LA POÉSIE EN PISSANT : “J’AI EMBRASSÉ L’AUBE D’ÉTÉ” par Bruno Ruiz (sur son blog et sur Facebook)

Un matin, très tôt, je rentrais tout seul en voiture d’un récital. C’était quelque part sur une route de campagne. Nous étions vers le début de juillet. Comme je commençais à somnoler un peu, je décidais de m’arrêter sur la bas-côté de la route pour me dégourdir les jambes. Je descendais, sautais le talus, faisais quelques pas dans l’herbe pleine de rosée et en profitais pour me soulager la vessie. Je levais les yeux. Une brume légère enveloppait la lisière de quelques arbres au loin.

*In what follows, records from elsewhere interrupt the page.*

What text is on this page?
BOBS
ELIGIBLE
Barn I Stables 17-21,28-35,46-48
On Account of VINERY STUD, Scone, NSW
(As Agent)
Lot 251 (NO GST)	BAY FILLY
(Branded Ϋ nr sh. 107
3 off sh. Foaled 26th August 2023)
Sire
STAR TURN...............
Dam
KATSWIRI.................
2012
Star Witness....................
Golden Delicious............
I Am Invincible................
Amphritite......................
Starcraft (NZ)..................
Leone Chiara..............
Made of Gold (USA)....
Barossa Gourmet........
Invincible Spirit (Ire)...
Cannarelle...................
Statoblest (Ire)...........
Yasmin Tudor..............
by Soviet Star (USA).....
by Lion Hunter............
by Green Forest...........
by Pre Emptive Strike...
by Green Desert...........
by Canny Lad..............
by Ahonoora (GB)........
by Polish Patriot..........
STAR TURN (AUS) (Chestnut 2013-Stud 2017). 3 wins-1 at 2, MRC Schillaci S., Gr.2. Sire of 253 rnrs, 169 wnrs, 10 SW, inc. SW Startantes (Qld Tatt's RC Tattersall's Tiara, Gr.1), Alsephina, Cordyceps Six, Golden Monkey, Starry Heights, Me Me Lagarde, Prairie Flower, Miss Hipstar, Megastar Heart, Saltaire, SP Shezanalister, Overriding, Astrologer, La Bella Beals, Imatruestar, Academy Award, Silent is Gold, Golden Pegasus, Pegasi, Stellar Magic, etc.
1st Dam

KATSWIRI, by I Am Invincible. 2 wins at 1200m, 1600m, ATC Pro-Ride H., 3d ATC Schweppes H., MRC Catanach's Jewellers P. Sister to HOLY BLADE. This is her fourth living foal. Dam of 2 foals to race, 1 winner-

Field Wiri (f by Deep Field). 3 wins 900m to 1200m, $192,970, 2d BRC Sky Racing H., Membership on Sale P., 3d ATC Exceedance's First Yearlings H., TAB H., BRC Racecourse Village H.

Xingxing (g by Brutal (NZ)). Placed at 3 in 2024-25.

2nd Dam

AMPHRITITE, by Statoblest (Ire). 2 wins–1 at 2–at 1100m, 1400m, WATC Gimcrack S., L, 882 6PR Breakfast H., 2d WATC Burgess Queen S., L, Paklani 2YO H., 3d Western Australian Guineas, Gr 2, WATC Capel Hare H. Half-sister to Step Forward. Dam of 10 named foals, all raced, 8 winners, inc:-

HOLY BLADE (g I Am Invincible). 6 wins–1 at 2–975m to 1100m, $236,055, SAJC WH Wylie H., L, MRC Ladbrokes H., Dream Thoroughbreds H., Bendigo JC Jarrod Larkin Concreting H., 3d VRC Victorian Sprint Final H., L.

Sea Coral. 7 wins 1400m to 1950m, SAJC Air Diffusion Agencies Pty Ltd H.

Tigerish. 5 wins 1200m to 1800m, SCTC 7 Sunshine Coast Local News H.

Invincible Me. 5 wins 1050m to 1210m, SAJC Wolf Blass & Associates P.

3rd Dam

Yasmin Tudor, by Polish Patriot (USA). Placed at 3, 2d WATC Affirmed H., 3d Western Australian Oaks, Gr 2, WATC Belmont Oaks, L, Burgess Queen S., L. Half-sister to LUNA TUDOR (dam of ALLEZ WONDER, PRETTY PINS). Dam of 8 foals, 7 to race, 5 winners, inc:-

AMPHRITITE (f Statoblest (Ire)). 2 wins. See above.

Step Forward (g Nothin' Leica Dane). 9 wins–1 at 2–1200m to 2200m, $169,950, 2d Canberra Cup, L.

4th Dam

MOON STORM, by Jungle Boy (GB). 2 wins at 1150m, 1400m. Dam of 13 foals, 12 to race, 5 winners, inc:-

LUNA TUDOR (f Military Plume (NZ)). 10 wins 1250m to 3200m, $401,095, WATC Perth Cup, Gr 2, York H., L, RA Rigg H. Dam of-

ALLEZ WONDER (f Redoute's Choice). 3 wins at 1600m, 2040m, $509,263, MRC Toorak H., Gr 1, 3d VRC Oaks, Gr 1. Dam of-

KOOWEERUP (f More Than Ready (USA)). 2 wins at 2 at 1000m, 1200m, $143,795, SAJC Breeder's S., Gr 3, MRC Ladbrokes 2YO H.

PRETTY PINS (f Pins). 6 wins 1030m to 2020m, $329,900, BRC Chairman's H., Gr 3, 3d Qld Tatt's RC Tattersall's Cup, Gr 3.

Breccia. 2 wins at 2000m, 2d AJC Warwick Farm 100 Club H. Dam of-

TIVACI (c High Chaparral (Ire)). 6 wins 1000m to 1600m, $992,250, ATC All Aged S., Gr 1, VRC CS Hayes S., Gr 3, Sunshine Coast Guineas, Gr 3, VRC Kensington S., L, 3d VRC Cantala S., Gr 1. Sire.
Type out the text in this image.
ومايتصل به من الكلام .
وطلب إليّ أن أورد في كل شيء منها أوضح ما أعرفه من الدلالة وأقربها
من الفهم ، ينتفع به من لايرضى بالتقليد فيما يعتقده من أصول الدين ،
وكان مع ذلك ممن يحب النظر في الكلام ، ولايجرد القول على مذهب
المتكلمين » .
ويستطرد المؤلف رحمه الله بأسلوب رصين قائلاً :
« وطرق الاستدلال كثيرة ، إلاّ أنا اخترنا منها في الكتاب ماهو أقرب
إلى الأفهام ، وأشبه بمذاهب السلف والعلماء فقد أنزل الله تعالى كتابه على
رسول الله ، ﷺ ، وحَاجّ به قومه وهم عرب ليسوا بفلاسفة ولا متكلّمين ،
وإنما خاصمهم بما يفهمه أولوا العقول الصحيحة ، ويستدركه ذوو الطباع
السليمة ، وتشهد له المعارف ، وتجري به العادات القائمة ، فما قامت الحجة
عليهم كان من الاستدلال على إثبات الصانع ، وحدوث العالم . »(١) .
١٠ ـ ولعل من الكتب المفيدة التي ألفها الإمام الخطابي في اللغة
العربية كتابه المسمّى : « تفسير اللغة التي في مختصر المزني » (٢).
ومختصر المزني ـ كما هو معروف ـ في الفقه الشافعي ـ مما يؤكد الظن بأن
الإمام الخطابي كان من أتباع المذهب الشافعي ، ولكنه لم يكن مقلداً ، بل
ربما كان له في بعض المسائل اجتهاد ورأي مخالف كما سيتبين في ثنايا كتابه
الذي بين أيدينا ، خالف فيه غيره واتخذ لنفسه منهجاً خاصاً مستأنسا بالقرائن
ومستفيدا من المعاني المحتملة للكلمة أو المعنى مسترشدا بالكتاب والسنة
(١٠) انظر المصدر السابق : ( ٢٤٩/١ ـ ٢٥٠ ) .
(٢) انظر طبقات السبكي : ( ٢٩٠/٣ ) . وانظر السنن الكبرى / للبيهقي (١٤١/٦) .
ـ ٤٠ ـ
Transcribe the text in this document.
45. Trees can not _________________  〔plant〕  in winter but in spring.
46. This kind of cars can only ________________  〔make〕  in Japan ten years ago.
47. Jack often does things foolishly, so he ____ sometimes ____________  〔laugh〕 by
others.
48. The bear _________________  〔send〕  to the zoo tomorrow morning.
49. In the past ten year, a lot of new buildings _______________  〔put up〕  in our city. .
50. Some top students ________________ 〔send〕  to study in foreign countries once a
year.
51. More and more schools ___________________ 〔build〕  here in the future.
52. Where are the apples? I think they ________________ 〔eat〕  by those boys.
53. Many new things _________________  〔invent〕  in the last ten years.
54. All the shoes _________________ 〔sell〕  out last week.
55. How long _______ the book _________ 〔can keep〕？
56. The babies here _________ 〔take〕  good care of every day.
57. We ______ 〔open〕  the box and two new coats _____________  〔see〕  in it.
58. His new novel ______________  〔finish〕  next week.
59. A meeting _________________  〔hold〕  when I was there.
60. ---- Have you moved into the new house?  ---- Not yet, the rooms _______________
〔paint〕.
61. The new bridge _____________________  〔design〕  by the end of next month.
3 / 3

La lumière était étrange. L’air, un peu tiède, envahissait le paysage. C’est précisément à ce moment-là qu’un vers de Rimbaud, appris au lycée, me revint en mémoire : « J’ai embrassé l’aube d’été. » C’était exactement ça. J’avais exactement l’impression d’« embrasser l’aube d’été ». Pour être un peu trivial, Rimbaud venait de me rejoindre par-delà les siècles pendant que je pissais. Ce vers, je l’avais trouvé très « littéraire » très “scolaire” et tout compte fait assez obscur quand on m’avait demandé de l’apprendre et de l’expliquer. Mais soudain, il prenait toute sa dimension et son utilité à ce moment précis. Je le comprenais. Je n’embrassais pas seulement « l’aube d’été » j’embrassais aussi le vers de Rimbaud. Sa magie venait de m’envahir.

Écrire, c’est toujours entretenir un malentendu avec ce que l’on veut dire. L’exprimé sera toujours en deçà du ressenti. Parce que la langue, par nature, par définition, est forcément approximative. Elle ne peut se superposer totalement à la vie. Elle ne peut en être qu’une expression de substitution. C’est pour cela qu’écrire – même de la poésie, qui pourtant constitue l’outil le plus puissant et le plus précis de la langue – sera toujours un acte voué à l’échec. C’est comme cela que je l’ai toujours vécu. Dans l’insatisfaction du rendu. C’est aussi pour cela qu’il est si difficile d’écrire un bon poème. C’est un masque devant lequel il ne faut jamais être dupe. Mais de temps en temps, c’est assez rare, notre langue maternelle, par la puissance de l’imaginaire qu’elle enfante, par sa magie évocatrice, elle se superpose presque au réel que nous habitons. C’est ce qui s’est passé avec le vers de Rimbaud ce matin-là. Une sorte d’épiphanie. Encore fallait-il que je m’en souvienne parce que je l’avais appris par cœur. Encore fallait-il s’appeler Rimbaud pour écrire une telle merveille…

Bruno Ruiz (sur son blog et sur Facebook)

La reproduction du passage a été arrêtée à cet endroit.